Happy New Year, y’all. Did you make lofty #NewYearNewMe resolutions? To go gluten free? To say a big “FUCK YOU” to cursing? To (God save us all) drink less?

Well, newsflash – no one likes your skinny, sober, goody-goody ass, so you should probably just give up now if you haven’t already.

I celebrated the dissolution of the dumpster fire that was 2016 in the following fashion:

8:00 AM – Wake up in my ex-boyfriend, C’s, bed. His female best friend M is next to me. He is not there. Fall back asleep.

9:00 AM – Wake up again. He appears and questions why I’m there. I ignore him and focus my attention on my knees, because they hurt like a motherfucker. Memories of the night before come rushing back.
– I drank very many things, most of which involved tequila, none of which I paid for
– I ate pepperoni pizza, which I also did not pay for (I’m vegan, I swear)
– I made out with a guy, whose name I do not know
– I tried to walk a block and got very lost. I fell at least 5 times. My shoes, leggings, and knees were henceforth ruined
– I called and then cancelled 2 Ubers
Very good, J. Very. Good.

9:05 AM – M wakes up and rolls over.
M – I think I was in a bush last night.
J – I know I was on the ground last night.
M – Yeah, multiple times.
J – Nice.
C – Can I please use my bed?!?!

9:10 AM – Cuddle time.

10:00 AM – We finally emerge from the bedroom and I get ready to head home. C’s roommate offers me Advil.
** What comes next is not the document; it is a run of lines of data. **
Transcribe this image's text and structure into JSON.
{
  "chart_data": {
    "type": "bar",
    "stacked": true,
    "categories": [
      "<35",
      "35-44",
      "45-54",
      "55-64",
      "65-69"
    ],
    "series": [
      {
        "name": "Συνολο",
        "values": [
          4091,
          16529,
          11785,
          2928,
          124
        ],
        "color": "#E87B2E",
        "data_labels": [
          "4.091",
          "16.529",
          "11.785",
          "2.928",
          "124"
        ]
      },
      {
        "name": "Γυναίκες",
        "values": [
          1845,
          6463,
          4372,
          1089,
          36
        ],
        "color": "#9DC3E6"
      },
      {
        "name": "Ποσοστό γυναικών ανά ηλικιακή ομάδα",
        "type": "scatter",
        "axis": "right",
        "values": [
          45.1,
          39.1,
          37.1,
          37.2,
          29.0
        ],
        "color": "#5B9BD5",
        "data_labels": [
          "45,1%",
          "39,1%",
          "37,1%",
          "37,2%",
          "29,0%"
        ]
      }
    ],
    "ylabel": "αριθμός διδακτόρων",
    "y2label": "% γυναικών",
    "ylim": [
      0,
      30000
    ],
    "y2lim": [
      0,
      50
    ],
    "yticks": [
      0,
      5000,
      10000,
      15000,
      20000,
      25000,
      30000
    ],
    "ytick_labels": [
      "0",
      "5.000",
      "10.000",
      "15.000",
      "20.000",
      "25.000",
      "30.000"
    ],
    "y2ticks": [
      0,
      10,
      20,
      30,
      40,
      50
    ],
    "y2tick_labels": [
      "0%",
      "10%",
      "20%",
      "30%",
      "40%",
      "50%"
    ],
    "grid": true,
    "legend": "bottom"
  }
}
I take 4.

11:00 AM – I bake cupcakes.

12:00 PM – I bring said cupcakes to the Blaguard where I meet up with my friends KC and RB. I immediately notice that the bartender is sexy as hell.
J – The bartender is sexy as hell.
KC – He’s gay.
J – FUCK.

12:03 PM – I order a round of tequila shots and a beer.
12:15 PM – Beer #2.
12:30 PM – Beer #3.

1:30 PM – Sports games (SPORTS!) are over. We leave the bar, swing by the liquor store to grab some champagne, and head back over to C’s place for a “pregame.”

2:00 PM – I’m drunk.
2:01 PM – I continue drinking anyway.

5:00 PM – We leave to head back to my place to get ready to go out. I’m DRUNK.
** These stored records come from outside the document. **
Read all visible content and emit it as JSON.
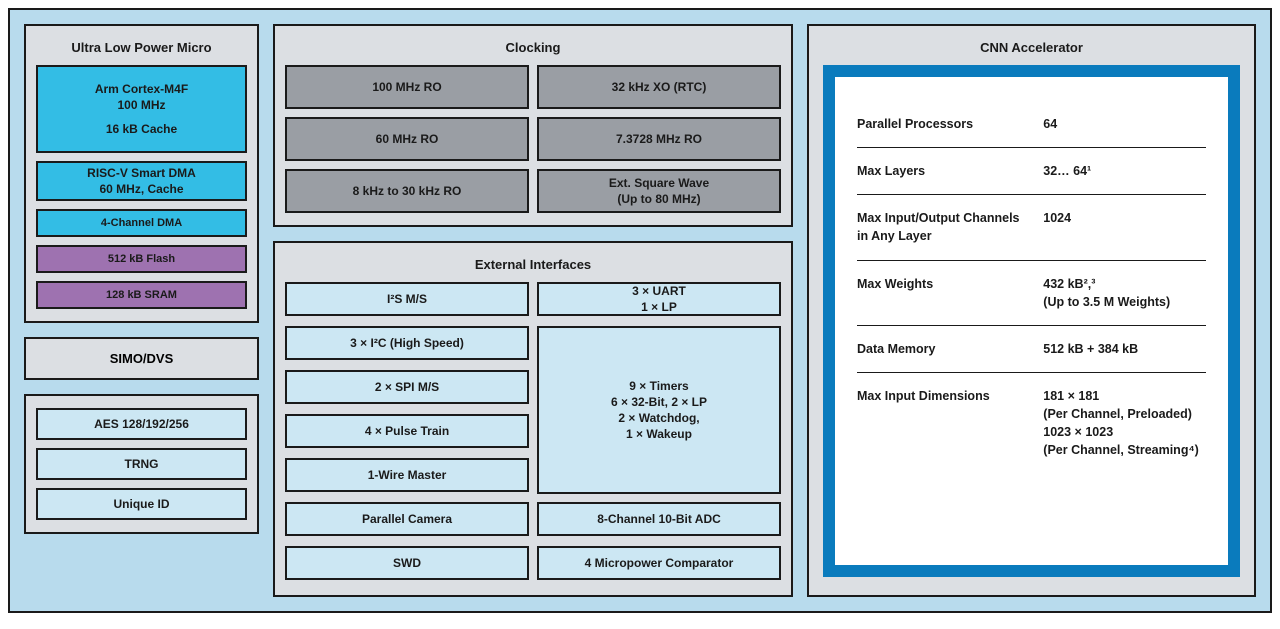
{
  "colors": {
    "outer_bg": "#b8dbed",
    "panel_gray": "#dcdfe3",
    "block_cyan": "#33bde5",
    "block_ltblue": "#cce7f3",
    "block_purple": "#9e72b0",
    "block_darkgray": "#9a9ea4",
    "cnn_border": "#0a7bbd",
    "cnn_bg": "#ffffff",
    "border": "#1a1a1a"
  },
  "ulpm": {
    "title": "Ultra Low Power Micro",
    "cortex_l1": "Arm Cortex-M4F",
    "cortex_l2": "100 MHz",
    "cortex_l3": "16 kB Cache",
    "riscv_l1": "RISC-V Smart DMA",
    "riscv_l2": "60 MHz, Cache",
    "dma": "4-Channel DMA",
    "flash": "512 kB Flash",
    "sram": "128 kB SRAM"
  },
  "simo": {
    "label": "SIMO/DVS"
  },
  "security": {
    "aes": "AES 128/192/256",
    "trng": "TRNG",
    "uid": "Unique ID"
  },
  "clocking": {
    "title": "Clocking",
    "ro100": "100 MHz RO",
    "ro60": "60 MHz RO",
    "ro8_30": "8 kHz to 30 kHz RO",
    "xo32": "32 kHz XO (RTC)",
    "ro7_3": "7.3728 MHz RO",
    "ext_l1": "Ext. Square Wave",
    "ext_l2": "(Up to 80 MHz)"
  },
  "ext": {
    "title": "External Interfaces",
    "i2s": "I²S M/S",
    "i2c": "3 × I²C (High Speed)",
    "spi": "2 × SPI M/S",
    "ptrain": "4 × Pulse Train",
    "onewire": "1-Wire Master",
    "pcam": "Parallel Camera",
    "swd": "SWD",
    "uart_l1": "3 × UART",
    "uart_l2": "1 × LP",
    "timers_l1": "9 × Timers",
    "timers_l2": "6 × 32-Bit, 2 × LP",
    "timers_l3": "2 × Watchdog,",
    "timers_l4": "1 × Wakeup",
    "adc": "8-Channel 10-Bit ADC",
    "comp": "4 Micropower Comparator"
  },
  "cnn": {
    "title": "CNN Accelerator",
    "rows": [
      {
        "label": "Parallel Processors",
        "value": "64"
      },
      {
        "label": "Max Layers",
        "value": "32… 64¹"
      },
      {
        "label": "Max Input/Output Channels in Any Layer",
        "value": "1024"
      },
      {
        "label": "Max Weights",
        "value": "432 kB²,³\n(Up to 3.5 M Weights)"
      },
      {
        "label": "Data Memory",
        "value": "512 kB + 384 kB"
      },
      {
        "label": "Max Input Dimensions",
        "value": "181 × 181\n(Per Channel, Preloaded)\n1023 × 1023\n(Per Channel, Streaming⁴)"
      }
    ]
  }
}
6:00 PM – People arrive at my place. I quickly come to the terrifying realization that I am the only person in our party who’s not in a relationship*. I quickly shotgun a Bud Light to calm my nerves.

6:01 PM – My roommate orders pizza for everyone. Estimated delivery time: 7 PM. Everyone is waiting with baited stomach; myself in particular, as all I’ve eaten this day is a cupcake.
6:02 PM – Omg I wish I had more cupcakes.

7:15 PM – No pizza. According to Domino’s, our driver has gone missing. I would pray for his safe return, but I’m too DAMN HUNGRY.

7:45 PM – We call Ubers to Orange Anchor for our open bar. At this point, things begin to get fuzzy.

8:00 PM – 11:00 PM – I take many pictures and even more Jell-O shots. I spot a man across the bar, approach him to tell him he’s hot, and am immediately berated by his girlfriend. I take a tequila shot with a group of strange men and immediately run away. I lose my friends. I drunk text people I shouldn’t.

12:00 AM – Without a pre-determined New Year’s kiss, my fight or flight response kicks in. I grab the closest guy – a hard 7 – and try to make out with him. He pushes me away** and tells me has a girlfriend. WELL, FUCK YOUR GIRLFRIEND! WHY AIN’T THAT BITCH HERE?!

12:02 AM – I call an Uber home. Fuck all these people.
12:04 AM – I walk to K street and get in a cab. Fuck my Uber driver.

12:30 AM – I arrive home and find myself in the middle of a potluck my roommate is hosting. Everyone is sober. I am, in a word, not.
Roomie – You’re home early!
J – Go to hell.

12:32 – I fall asleep fully clothed, contacts in, makeup on, teeth unbrushed. Is this why I’m single?

*RIP my relationship with Michelin Man: you were great while you lasted, and then you were the absolute fucking worst.
** I swear to God if you have set the tone for my whole 2017 love life I will find you and I will end you.

The worst part of the whole night was that, in setting up for her potluck, my roommate decided the best way to clean the kitchen would be to remove everything from all surfaces. Where’s the coffee maker, homegirl? Where’s my phone charger? WHERE IS MY DIGNITY?!

So anyway, my only resolutions for 2017 are to go on more first dates than I did last year (total count: 44) and to have as much fun as possible. I’ve been on two dates thus far, and I’m currently on an airplane to the Florida Keys, so I’d say my goals are going pretty well.

My knees, however, are not doing as well. Bandaid-shaped tan lines are all the rage this season, right? RIGHT?!